Now what I said before might start making more sense. The need to create content that answers all types of intent. To achieve a balance. So that you can appear more on the results. And drive more traffic.
I searched for dozens of transactional intent queries only to see the results page equally divided into transaction and informational intent.
Let me show you what I mean with examples. This illustrates the way Google has started to interpret search intent now.
Here are the results for mortgage loan. I’ve highlighted in red the results that present informational content. (Yes calculators are top of the funnel)
Here’s another example. The query is payday loan
As you can see, Google shows answers that revolve around multiple intents in response.
Google always attempts to show the most relevant results pertinent to a query. Ultimately even with queries painted in deep transactional intent the search engine resorts to keep a healthy mix of results. I think this is to provide the best user experience.

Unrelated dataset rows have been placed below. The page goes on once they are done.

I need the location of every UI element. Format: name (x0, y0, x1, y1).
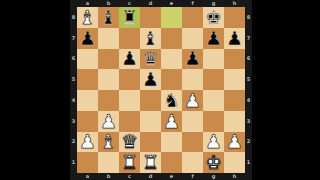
square-f6[interactable]: ♟ (182, 49, 203, 70)
piece-black-bishop[interactable]: ♝ (142, 28, 159, 47)
square-c4[interactable] (119, 90, 140, 111)
square-e3[interactable]: ♟ (161, 111, 182, 132)
file-label-e: e (161, 173, 182, 180)
square-e4[interactable]: ♞ (161, 90, 182, 111)
file-label-a: a (77, 173, 98, 180)
square-a7[interactable]: ♟ (77, 28, 98, 49)
rank-label-3: 3 (245, 111, 252, 132)
piece-white-rook[interactable]: ♜ (121, 153, 138, 172)
square-a3[interactable] (77, 111, 98, 132)
square-g3[interactable] (203, 111, 224, 132)
square-e7[interactable] (161, 28, 182, 49)
file-label-c: c (119, 0, 140, 7)
screenshot-stage: abcdefgh abcdefgh 87654321 87654321 ♝♝♜♚… (0, 0, 320, 180)
file-label-h: h (224, 0, 245, 7)
letterbox-left (0, 0, 70, 180)
piece-white-king[interactable]: ♚ (205, 153, 222, 172)
square-c2[interactable]: ♛ (119, 132, 140, 153)
rank-label-5: 5 (245, 69, 252, 90)
file-labels-bottom: abcdefgh (77, 173, 245, 180)
piece-black-pawn[interactable]: ♟ (226, 28, 243, 47)
square-b6[interactable] (98, 49, 119, 70)
piece-black-pawn[interactable]: ♟ (121, 49, 138, 68)
piece-black-queen[interactable]: ♛ (142, 49, 159, 68)
square-g2[interactable]: ♟ (203, 132, 224, 153)
square-d5[interactable]: ♟ (140, 69, 161, 90)
rank-label-6: 6 (70, 49, 77, 70)
square-f1[interactable] (182, 152, 203, 173)
square-a1[interactable] (77, 152, 98, 173)
piece-black-pawn[interactable]: ♟ (142, 70, 159, 89)
square-a4[interactable] (77, 90, 98, 111)
square-g8[interactable]: ♚ (203, 7, 224, 28)
rank-labels-left: 87654321 (70, 7, 77, 173)
rank-label-4: 4 (245, 90, 252, 111)
square-h1[interactable] (224, 152, 245, 173)
square-c1[interactable]: ♜ (119, 152, 140, 173)
square-e2[interactable] (161, 132, 182, 153)
square-a8[interactable]: ♝ (77, 7, 98, 28)
square-b2[interactable]: ♝ (98, 132, 119, 153)
rank-label-2: 2 (245, 132, 252, 153)
piece-white-pawn[interactable]: ♟ (226, 132, 243, 151)
rank-labels-right: 87654321 (245, 7, 252, 173)
file-labels-top: abcdefgh (77, 0, 245, 7)
square-b5[interactable] (98, 69, 119, 90)
square-c8[interactable]: ♜ (119, 7, 140, 28)
square-c3[interactable] (119, 111, 140, 132)
square-e5[interactable] (161, 69, 182, 90)
rank-label-8: 8 (70, 7, 77, 28)
piece-white-rook[interactable]: ♜ (142, 153, 159, 172)
square-b8[interactable]: ♝ (98, 7, 119, 28)
piece-black-rook[interactable]: ♜ (121, 7, 138, 26)
square-f3[interactable] (182, 111, 203, 132)
file-label-d: d (140, 173, 161, 180)
file-label-d: d (140, 0, 161, 7)
square-c7[interactable] (119, 28, 140, 49)
square-h4[interactable] (224, 90, 245, 111)
piece-white-bishop[interactable]: ♝ (79, 7, 96, 26)
square-d3[interactable] (140, 111, 161, 132)
rank-label-7: 7 (70, 28, 77, 49)
square-d4[interactable] (140, 90, 161, 111)
square-b4[interactable] (98, 90, 119, 111)
square-d7[interactable]: ♝ (140, 28, 161, 49)
piece-black-king[interactable]: ♚ (205, 7, 222, 26)
square-g7[interactable]: ♟ (203, 28, 224, 49)
square-h5[interactable] (224, 69, 245, 90)
rank-label-2: 2 (70, 132, 77, 153)
rank-label-6: 6 (245, 49, 252, 70)
square-b1[interactable] (98, 152, 119, 173)
piece-white-queen[interactable]: ♛ (121, 132, 138, 151)
letterbox-right (252, 0, 320, 180)
square-e6[interactable] (161, 49, 182, 70)
chess-board: abcdefgh abcdefgh 87654321 87654321 ♝♝♜♚… (70, 0, 252, 180)
file-label-g: g (203, 0, 224, 7)
square-a5[interactable] (77, 69, 98, 90)
rank-label-4: 4 (70, 90, 77, 111)
file-label-f: f (182, 173, 203, 180)
piece-black-knight[interactable]: ♞ (163, 90, 180, 109)
square-e8[interactable] (161, 7, 182, 28)
square-g6[interactable] (203, 49, 224, 70)
file-label-f: f (182, 0, 203, 7)
square-b3[interactable]: ♟ (98, 111, 119, 132)
square-b7[interactable] (98, 28, 119, 49)
piece-black-bishop[interactable]: ♝ (100, 7, 117, 26)
square-c6[interactable]: ♟ (119, 49, 140, 70)
file-label-a: a (77, 0, 98, 7)
square-f7[interactable] (182, 28, 203, 49)
square-a2[interactable]: ♟ (77, 132, 98, 153)
rank-label-8: 8 (245, 7, 252, 28)
rank-label-7: 7 (245, 28, 252, 49)
file-label-c: c (119, 173, 140, 180)
square-g5[interactable] (203, 69, 224, 90)
square-d1[interactable]: ♜ (140, 152, 161, 173)
piece-black-pawn[interactable]: ♟ (79, 28, 96, 47)
square-e1[interactable] (161, 152, 182, 173)
square-a6[interactable] (77, 49, 98, 70)
board-squares: ♝♝♜♚♟♝♟♟♟♛♟♟♞♟♟♟♟♝♛♟♟♜♜♚ (77, 7, 245, 173)
square-h2[interactable]: ♟ (224, 132, 245, 153)
file-label-g: g (203, 173, 224, 180)
square-f2[interactable] (182, 132, 203, 153)
square-f5[interactable] (182, 69, 203, 90)
square-d2[interactable] (140, 132, 161, 153)
square-h8[interactable] (224, 7, 245, 28)
piece-white-pawn[interactable]: ♟ (79, 132, 96, 151)
piece-white-pawn[interactable]: ♟ (184, 90, 201, 109)
square-g4[interactable] (203, 90, 224, 111)
piece-white-pawn[interactable]: ♟ (100, 111, 117, 130)
square-h3[interactable] (224, 111, 245, 132)
rank-label-3: 3 (70, 111, 77, 132)
piece-white-pawn[interactable]: ♟ (163, 111, 180, 130)
square-d8[interactable] (140, 7, 161, 28)
square-h7[interactable]: ♟ (224, 28, 245, 49)
square-g1[interactable]: ♚ (203, 152, 224, 173)
rank-label-1: 1 (245, 152, 252, 173)
piece-black-pawn[interactable]: ♟ (184, 49, 201, 68)
piece-white-pawn[interactable]: ♟ (205, 132, 222, 151)
square-d6[interactable]: ♛ (140, 49, 161, 70)
rank-label-1: 1 (70, 152, 77, 173)
file-label-b: b (98, 0, 119, 7)
square-f4[interactable]: ♟ (182, 90, 203, 111)
file-label-b: b (98, 173, 119, 180)
piece-white-bishop[interactable]: ♝ (100, 132, 117, 151)
piece-black-pawn[interactable]: ♟ (205, 28, 222, 47)
square-c5[interactable] (119, 69, 140, 90)
file-label-h: h (224, 173, 245, 180)
file-label-e: e (161, 0, 182, 7)
rank-label-5: 5 (70, 69, 77, 90)
square-h6[interactable] (224, 49, 245, 70)
square-f8[interactable] (182, 7, 203, 28)
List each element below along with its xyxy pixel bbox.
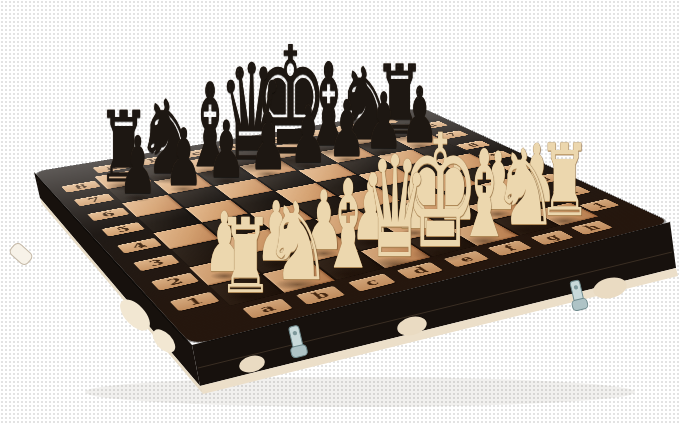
file-label-c-near: c (348, 274, 396, 292)
chess-set-photo: aa88bb77cc66dd55ee44ff33gg22hh11 ♜♞♟♝♟♚♟… (0, 0, 680, 425)
file-label-d-near: d (397, 262, 444, 279)
file-label-e-near: e (443, 251, 489, 267)
rank-label-1-left: 1 (170, 292, 220, 311)
rank-label-4-left: 4 (117, 238, 162, 254)
file-label-a-near: a (242, 299, 293, 319)
ground-shadow (85, 377, 635, 407)
box-corner-tab (8, 241, 34, 266)
rank-label-6-left: 6 (87, 207, 129, 221)
rank-label-5-left: 5 (101, 222, 145, 237)
file-label-b-near: b (296, 286, 345, 305)
rank-label-3-left: 3 (133, 255, 180, 272)
rank-label-8-left: 8 (61, 181, 101, 193)
file-label-g-near: g (530, 230, 573, 245)
file-label-h-near: h (571, 221, 613, 235)
file-label-f-near: f (488, 240, 533, 256)
rank-label-2-left: 2 (151, 273, 199, 291)
rank-label-7-left: 7 (74, 194, 115, 207)
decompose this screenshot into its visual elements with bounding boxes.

Google is much more evolved as a search engine. And I am not talking about the algorithmic tweaks baked in that penalize websites. Google is the closest thing we have to mind readers.
They predict intent. Day in day out they provide answers to billions of queries that are as close to what the searcher wants. That takes a breathtaking amount of complexity.
With this post I hold candle to user intent. User intent is quickly becoming the de facto criteria that Google ranks pages on for.
And nailing user intent is key to rankings, conversions and traffic. What do you think?